Later comes the text no lover wants to see: “My love, I am afraid of dying.”

For Barrios, his fear sadly became reality. He never walked out of the gay club Pulse in Orlando, where he had been enjoying Latin Night.

Armed with an assault-type weapon and a lot of hatred, Omar Mateen, took the lives of 49 people, including Barrio's. His last message: “I swear I love you.”

Now his mother, Orquídea Martínez, who lives in Candelaria in Cuba's western Pinar del Río province, has come to America to put her son to eternal rest.

She was issued a U.S. visa to travel to Orlando to claim her son's body and left the island Wednesday.

Miami Rep. Ileana Ros-Lehtinen wrote a letter Tuesday to the head of the U.S. embassy in Havana, Jeffrey DeLaurentis, requesting a humanitarian visa for the mother. It was immediately approved.

“Mrs. Martinez only wants to be at her son's funeral and say a final goodbye,” Ros-Lehtinen wrote. “The physical separation makes it more difficult to endure this tragedy.”

Barrios, 21, emigrated to the United States in 2014 and died without seeing his mother again, the letter added. He and Christopher Joseph Sanfeliz, 24, were the two Cubans killed in the mass shooting in Orlando.

A Barrios cousin, Álvaro Álvarez, a journalist who lives in Chile, dedicated several posts on his Facebook page to commemorating the young man.

“Every time I went to Cuba, you grown up more. And the last time you were already a man.
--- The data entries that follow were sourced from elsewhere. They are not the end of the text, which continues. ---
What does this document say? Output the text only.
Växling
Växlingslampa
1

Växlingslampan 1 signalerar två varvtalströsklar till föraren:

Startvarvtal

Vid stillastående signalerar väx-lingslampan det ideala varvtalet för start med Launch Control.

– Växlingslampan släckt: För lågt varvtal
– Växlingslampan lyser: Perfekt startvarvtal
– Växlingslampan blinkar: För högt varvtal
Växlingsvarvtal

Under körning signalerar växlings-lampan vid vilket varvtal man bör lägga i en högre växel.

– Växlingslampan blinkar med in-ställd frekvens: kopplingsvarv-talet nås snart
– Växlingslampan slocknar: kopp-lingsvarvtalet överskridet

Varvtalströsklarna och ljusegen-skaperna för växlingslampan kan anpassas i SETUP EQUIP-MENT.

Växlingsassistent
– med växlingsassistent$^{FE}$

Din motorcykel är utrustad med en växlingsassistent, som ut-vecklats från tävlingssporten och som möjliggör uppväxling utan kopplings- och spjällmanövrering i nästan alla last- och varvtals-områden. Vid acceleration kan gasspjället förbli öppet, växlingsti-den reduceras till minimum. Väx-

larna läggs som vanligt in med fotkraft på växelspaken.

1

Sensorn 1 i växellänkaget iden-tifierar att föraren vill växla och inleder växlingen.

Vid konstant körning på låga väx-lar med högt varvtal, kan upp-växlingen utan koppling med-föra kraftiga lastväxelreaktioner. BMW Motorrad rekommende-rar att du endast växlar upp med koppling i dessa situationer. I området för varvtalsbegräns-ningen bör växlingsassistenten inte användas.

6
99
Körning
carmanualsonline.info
Full of dreams, of being in the United States, of achieving things,” Alvarez wrote.

The journalist also criticized the condolences for the tragedy offered Monday by Cuban ruler Raúl Castro, in which he did not mention that two Cubans were among the victims: “Will he send his condolences to the Cuban families they divided? Some of them today mourn the victims from two countries, unable to embrace.”

Ros-Lehtinen said she was proud to have helped Barrios' mother.

“I am pleased that this anguished mother can come to the United States to make the final arrangements and console her family,” she said.

The Republican Congresswoman has been an ardent defender of the LGBT community and in May launched a campaign, along with her husband, Dexter Lehtinen, and transgender son Rodrigo, to protect the rights of the transgender community.